Sign at the border checkpoint warning Israelis not to enter

So on a crisp Christmas day morning I bussed from Tel Aviv and arrived at the Damascus Gate outside the Old City walls of Jerusalem and boarded Arab Bus 21A, en route to Bethlehem.  The 30 minute bus journey took me straight into the heart of this ancient and vibrant nerve centre of 30,000 inhabitants.  An Australian Jew, I was able to travel freely into the Palestinian Territories, bypassing the travel restrictions currently in place on Israeli passport holders, and joined the flock of 90,000 tourists and pilgrims who made the journey to attend this year’s Christmas festivities.

The Birthplace of Jesus?

The 14 pointed Silver Star, beneath the altar in the Church of the Nativity, marks the spot believed to be the Birthplace of Jesus

From the bus station, you criss-cross through narrow alleyways which snake around old dwellings and marketers, the smell of cumin intoxicating all the senses, to arrive at the Manger Square and the iconic church that is built over Christianity’s most revered site.

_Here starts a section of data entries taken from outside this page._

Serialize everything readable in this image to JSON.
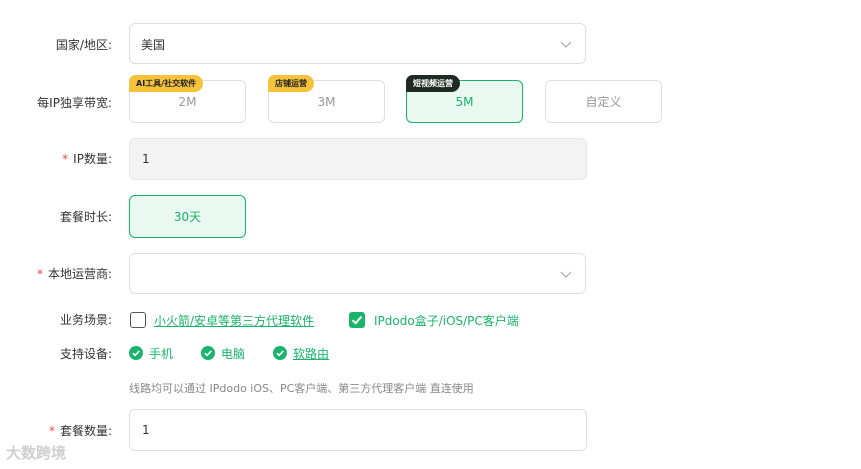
{
  "form": {
    "country_label": "国家/地区:",
    "country_value": "美国",
    "bandwidth_label": "每IP独享带宽:",
    "bandwidth_options": [
      {
        "label": "2M",
        "tag": "AI工具/社交软件"
      },
      {
        "label": "3M",
        "tag": "店铺运营"
      },
      {
        "label": "5M",
        "tag": "短视频运营",
        "selected": true
      },
      {
        "label": "自定义",
        "tag": ""
      }
    ],
    "ip_count_label": "IP数量:",
    "ip_count_value": "1",
    "duration_label": "套餐时长:",
    "duration_value": "30天",
    "isp_label": "本地运营商:",
    "isp_value": "",
    "scene_label": "业务场景:",
    "scene_options": [
      {
        "label": "小火箭/安卓等第三方代理软件",
        "checked": false
      },
      {
        "label": "IPdodo盒子/iOS/PC客户端",
        "checked": true
      }
    ],
    "devices_label": "支持设备:",
    "devices": [
      "手机",
      "电脑",
      "软路由"
    ],
    "hint": "线路均可以通过 IPdodo iOS、PC客户端、第三方代理客户端 直连使用",
    "package_qty_label": "套餐数量:",
    "package_qty_value": "1",
    "required_mark": "*"
  },
  "watermark": "大数跨境",
  "colors": {
    "accent": "#19b36b",
    "tag_yellow": "#f7c23b",
    "tag_dark": "#1f2a24",
    "required": "#e5484d"
  }
}
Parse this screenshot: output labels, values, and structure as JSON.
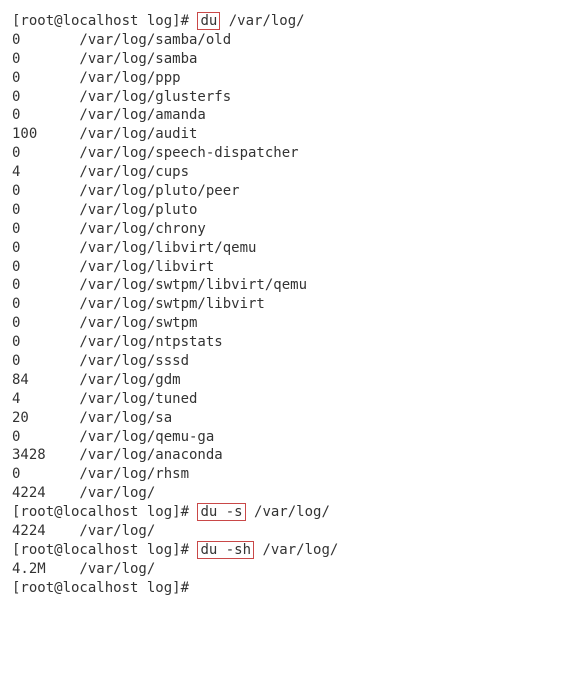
{
  "prompt": {
    "user": "root",
    "host": "localhost",
    "dir": "log",
    "suffix": "#"
  },
  "cmd1": {
    "command": "du",
    "arg": "/var/log/"
  },
  "cmd1_out": [
    {
      "size": "0",
      "path": "/var/log/samba/old"
    },
    {
      "size": "0",
      "path": "/var/log/samba"
    },
    {
      "size": "0",
      "path": "/var/log/ppp"
    },
    {
      "size": "0",
      "path": "/var/log/glusterfs"
    },
    {
      "size": "0",
      "path": "/var/log/amanda"
    },
    {
      "size": "100",
      "path": "/var/log/audit"
    },
    {
      "size": "0",
      "path": "/var/log/speech-dispatcher"
    },
    {
      "size": "4",
      "path": "/var/log/cups"
    },
    {
      "size": "0",
      "path": "/var/log/pluto/peer"
    },
    {
      "size": "0",
      "path": "/var/log/pluto"
    },
    {
      "size": "0",
      "path": "/var/log/chrony"
    },
    {
      "size": "0",
      "path": "/var/log/libvirt/qemu"
    },
    {
      "size": "0",
      "path": "/var/log/libvirt"
    },
    {
      "size": "0",
      "path": "/var/log/swtpm/libvirt/qemu"
    },
    {
      "size": "0",
      "path": "/var/log/swtpm/libvirt"
    },
    {
      "size": "0",
      "path": "/var/log/swtpm"
    },
    {
      "size": "0",
      "path": "/var/log/ntpstats"
    },
    {
      "size": "0",
      "path": "/var/log/sssd"
    },
    {
      "size": "84",
      "path": "/var/log/gdm"
    },
    {
      "size": "4",
      "path": "/var/log/tuned"
    },
    {
      "size": "20",
      "path": "/var/log/sa"
    },
    {
      "size": "0",
      "path": "/var/log/qemu-ga"
    },
    {
      "size": "3428",
      "path": "/var/log/anaconda"
    },
    {
      "size": "0",
      "path": "/var/log/rhsm"
    },
    {
      "size": "4224",
      "path": "/var/log/"
    }
  ],
  "cmd2": {
    "command": "du -s",
    "arg": "/var/log/"
  },
  "cmd2_out": [
    {
      "size": "4224",
      "path": "/var/log/"
    }
  ],
  "cmd3": {
    "command": "du -sh",
    "arg": "/var/log/"
  },
  "cmd3_out": [
    {
      "size": "4.2M",
      "path": "/var/log/"
    }
  ]
}
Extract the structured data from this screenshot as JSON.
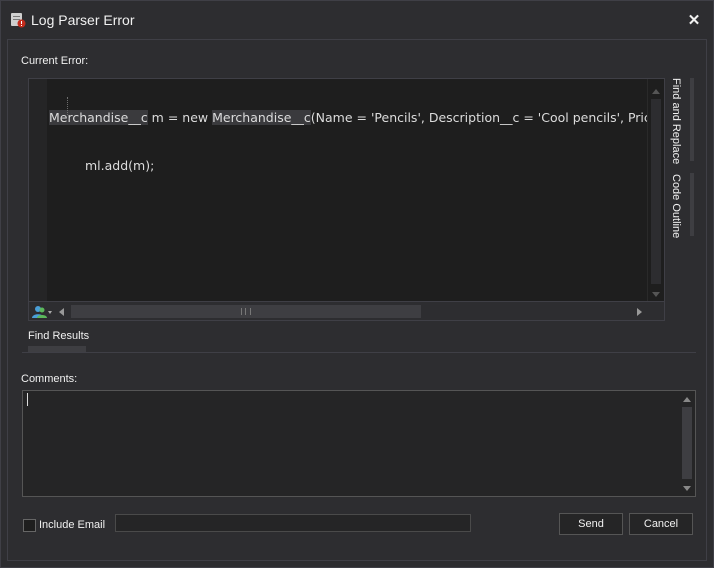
{
  "window": {
    "title": "Log Parser Error",
    "close_glyph": "✕"
  },
  "error_section": {
    "label": "Current Error:"
  },
  "code": {
    "line1": {
      "seg1": "Merchandise__c",
      "seg2": " m = new ",
      "seg3": "Merchandise__c",
      "seg4": "(Name = 'Pencils', Description__c = 'Cool pencils', Pric"
    },
    "line2": "ml.add(m);"
  },
  "side_tabs": {
    "find_replace": "Find and Replace",
    "code_outline": "Code Outline"
  },
  "find_results": {
    "label": "Find Results"
  },
  "comments": {
    "label": "Comments:",
    "value": ""
  },
  "include_email": {
    "label": "Include Email",
    "checked": false,
    "value": "",
    "placeholder": ""
  },
  "buttons": {
    "send": "Send",
    "cancel": "Cancel"
  },
  "icons": {
    "app": "app-error-icon",
    "user": "user-icon"
  },
  "colors": {
    "background": "#2d2d30",
    "editor": "#1e1e1e",
    "accent_red": "#c42b1c"
  }
}
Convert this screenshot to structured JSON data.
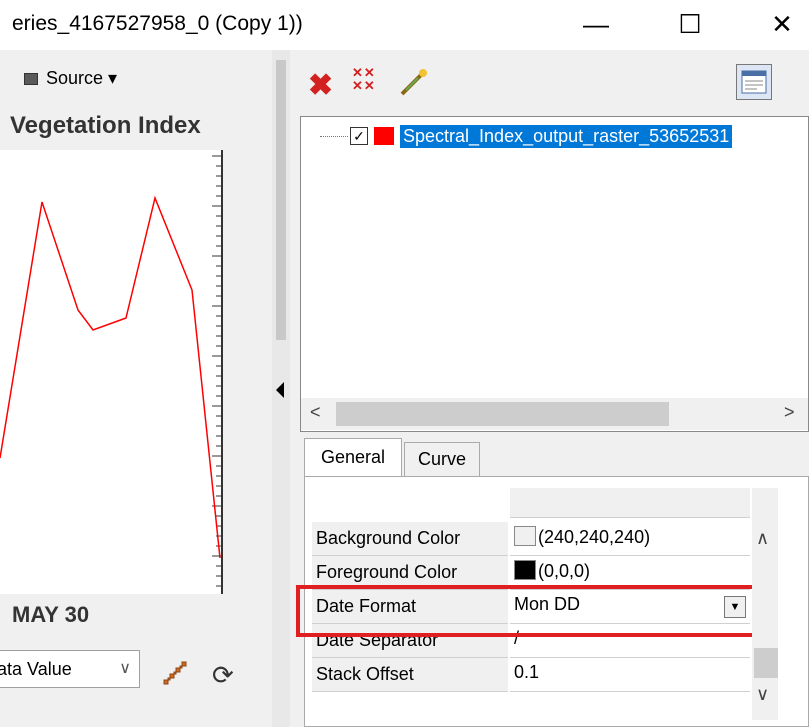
{
  "window": {
    "title": "eries_4167527958_0 (Copy 1))",
    "controls": {
      "minimize": "—",
      "maximize": "☐",
      "close": "✕"
    }
  },
  "chart_panel": {
    "source_label": "Source ▾",
    "title": "Vegetation Index",
    "x_tick_label": "MAY 30",
    "value_select": "ata Value",
    "line_color": "#ff0000"
  },
  "chart_data": {
    "type": "line",
    "title": "Vegetation Index",
    "xlabel": "",
    "ylabel": "",
    "x_tick_labels": [
      "MAY 30"
    ],
    "series": [
      {
        "values": [
          0.28,
          0.92,
          0.65,
          0.6,
          0.63,
          0.93,
          0.7,
          0.03
        ]
      }
    ],
    "grid": false
  },
  "right_panel": {
    "toolbar": {
      "delete_icon": "delete-icon",
      "delete_all_icon": "delete-all-icon",
      "edit_icon": "wand-icon",
      "properties_icon": "properties-icon"
    },
    "tree": {
      "item_label": "Spectral_Index_output_raster_53652531",
      "item_checked": true,
      "item_color": "#ff0000"
    },
    "tabs": [
      {
        "label": "General"
      },
      {
        "label": "Curve"
      }
    ],
    "properties": {
      "background_color": {
        "name": "Background Color",
        "value": "(240,240,240)",
        "swatch": "#f0f0f0"
      },
      "foreground_color": {
        "name": "Foreground Color",
        "value": "(0,0,0)",
        "swatch": "#000000"
      },
      "date_format": {
        "name": "Date Format",
        "value": "Mon DD"
      },
      "date_separator": {
        "name": "Date Separator",
        "value": "/"
      },
      "stack_offset": {
        "name": "Stack Offset",
        "value": "0.1"
      }
    },
    "highlight_color": "#e02020"
  }
}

The Church of Nativity in Bethlehem is believed to have been built over the cave where tradition marks that Jesus was born.  Built in the 4th century, some 300 years after his time of birth, a cynic might postulate that given the most widely accepted of the gospels (Mark and John) place Jesus’s birthplace at Nazareth, is there even sufficient evidence to elevate this site to sacred status?  Such a debate is better left to the religious zealots, as once you enter the Church through the Door of Humility, it is hard

not to be captivated by the vast array of treasures and antiquities preserved here, handed down by some of history’s most venerable leaders (all of whom were convinced of this site’s historical significance).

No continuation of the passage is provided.